After reading about how ALEC could enter the education debate in Rhode Island, I read this headline with particular interest: “U.S. mayors back parents seizing control of schools.”
Hundreds of mayors from across the United States this weekend called for new laws letting parents seize control of low-performing public schools and fire the teachers, oust the administrators or turn the schools over to private management.
The U.S. Conference of Mayors, meeting in Orlando, Florida, on Saturday unanimously endorsed “parent trigger” laws aimed at bypassing elected school boards and giving parents at the worst public schools the opportunity to band together and force immediate change.
Mayor Taveras, it’s worth noting, is part of the U.S. Conference of Mayors and a member of the Jobs, Education and the Workforce committee.

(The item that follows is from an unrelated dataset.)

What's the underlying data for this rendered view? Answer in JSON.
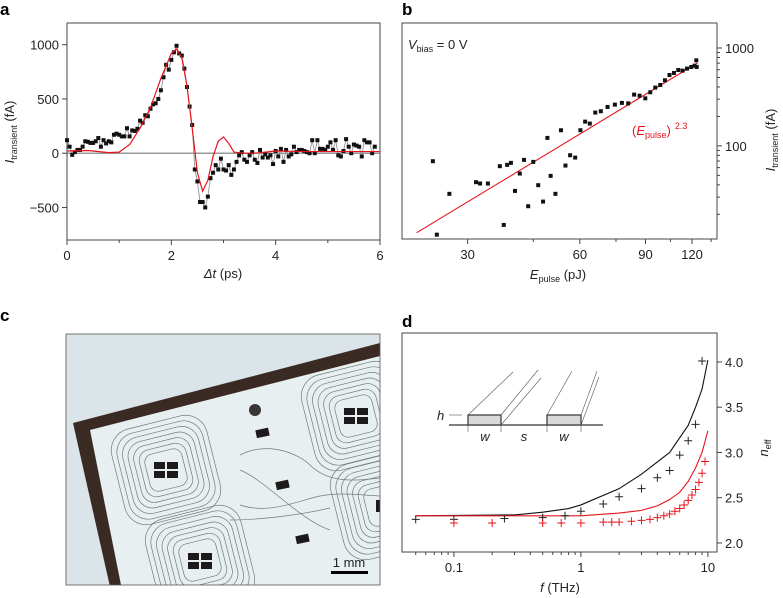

Parent trigger laws, popular with education budget hawks, allow parents to wrest control of public school from elected officials and either shut them down or outsource operations to a private charter school company. Lately, such laws have caused controversy in California and there’s a new movie about the concept, in the same vain as Waiting for Superman coming out in the near future. The parent trigger act is piece of ALEC model legislation (cached ALEC doc). RI Future correspondent Aaron Regunberg wrote about parent trigger laws this weekend for GoLocalProv.
Giving parents so much control over a school’s destiny is, frankly, nuts, as Diane Ravitch put it. Parents, of course, don’t own the public schools and more than picnickers own Central Park .
A parent trigger — a phrase that is inherently menacing — enables 51 percent of parents in any school to close the school or hand it over to private management. This is inherently a terrible idea. Why should 51 percent of people using a public service have the power to privatize it? Should 51 percent of the people in Central Park on any given day have the power to transfer it to private management? Should 51 percent of those riding a public bus have the power to privatize it?
Public schools don’t belong to the 51 percent of the parents whose children are enrolled this year. They don’t belong to the teachers or administrators. They belong to the public. They were built with public funds. The only legitimate reason to close a neighborhood public school is under-enrollment. If a school is struggling, it needs help from district leaders, not a closure notice.
Let’s hope this idea receives the reception in Rhode Island it deserves.